The banking system remains resilient with high levels of capital buffer to withstand future risks and uncertainties, the Bank of Thailand said on Tuesday, a day after S&P Global Ratings downgraded the top lenders citing increased systemic risks.
The capital adequacy ratio of banking system stands at 20% and lenders have increased provisioning against bad loans by 430 billion baht in the past two years, the BoT said in a statement. Total provisioning at 890 billion baht is equivalent to 1.6 times of non-performing loans, it said.
“This reflects bank vigilance against the backdrop of heightened uncertainties,” the central bank said. “Currently, the financial positions of the Thai banking system remain resilient with high levels of buffer.”
S&P Global ratings lowered ratings of Siam Commercial Bank and Kasikornbank to BBB from BBB+ and that of Krung Thai Bank and TMBThanachart Bank to BBB- from BBB, saying the move reflected its view “that systemic risks have increased for banks operating in Thailand.” The rating company affirmed ratings of Bangkok Bank and Bank of Ayudhya at BBB+ and also retained the stable outlooks for all the six lenders.
“Systemic risk for Thailand’s banks has risen, and high leverage among borrowers is likely to persist for longer than we previously expected,” S&P said. “Regulatory relaxation, such as a loosening of loan-to-value ratio requirements for mortgages, or an absence of any concrete action to rein in high household debt would delay a resolution of structural issues, in our view.”
S&P’s base case scenario project bad loans ratio of banks jumping to 5% over the 24 months, the highest level since the 2008 global financial crisis, from 3% currently, it said.
But the central bank said regular stress tests on banks’ capital found that the “Thai banking system remained resilient and able to withstand future risks and uncertainties.” “Going forward, the continued recovery of the Thai economy will help improve income and debt serviceability of borrowers as well as the loan quality of banks,” the BoT said.

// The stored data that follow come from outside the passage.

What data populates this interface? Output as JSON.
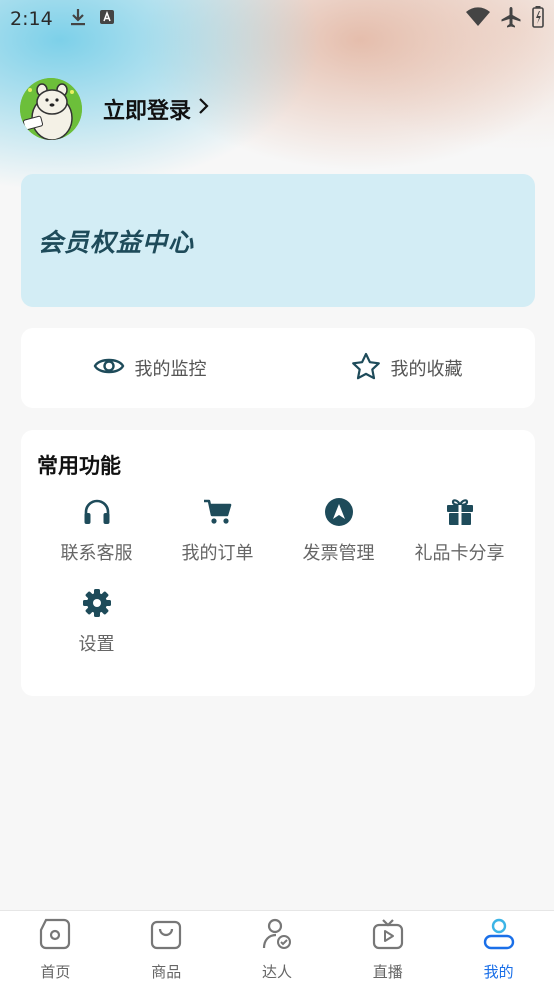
{
  "status_bar": {
    "time": "2:14",
    "left_icons": [
      "download-icon",
      "a-badge-icon"
    ],
    "right_icons": [
      "wifi-icon",
      "airplane-icon",
      "battery-icon"
    ]
  },
  "profile": {
    "login_label": "立即登录",
    "avatar_icon": "cartoon-avatar"
  },
  "vip_card": {
    "title": "会员权益中心"
  },
  "quick_links": [
    {
      "label": "我的监控",
      "icon": "eye-icon"
    },
    {
      "label": "我的收藏",
      "icon": "star-icon"
    }
  ],
  "functions": {
    "title": "常用功能",
    "items": [
      {
        "label": "联系客服",
        "icon": "headphones-icon"
      },
      {
        "label": "我的订单",
        "icon": "cart-icon"
      },
      {
        "label": "发票管理",
        "icon": "navigation-icon"
      },
      {
        "label": "礼品卡分享",
        "icon": "gift-icon"
      },
      {
        "label": "设置",
        "icon": "gear-icon"
      }
    ]
  },
  "tabbar": {
    "active": "我的",
    "items": [
      {
        "label": "首页",
        "icon": "home-icon"
      },
      {
        "label": "商品",
        "icon": "bag-icon"
      },
      {
        "label": "达人",
        "icon": "expert-icon"
      },
      {
        "label": "直播",
        "icon": "live-icon"
      },
      {
        "label": "我的",
        "icon": "user-icon"
      }
    ]
  },
  "colors": {
    "accent": "#1a6fe8",
    "icon_dark": "#1e4b5a",
    "vip_bg": "#d3edf5"
  }
}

Various debt relief measures introduced by the central bank during the pandemic have been instrumental in bringing down the number of debtors under the financial assistance programme of banks to 14% of total loans from a peak of 30% during a surge in Covid-19 outbreak in July 2020, the BoT said.
“There is no immediate fix to the structural issues plaguing the country’s lenders and Covid-19 has only inflamed the situation,” S&P said in a statement. “The fragile and uneven recovery is exacerbated by the economy’s high dependence on tourism.”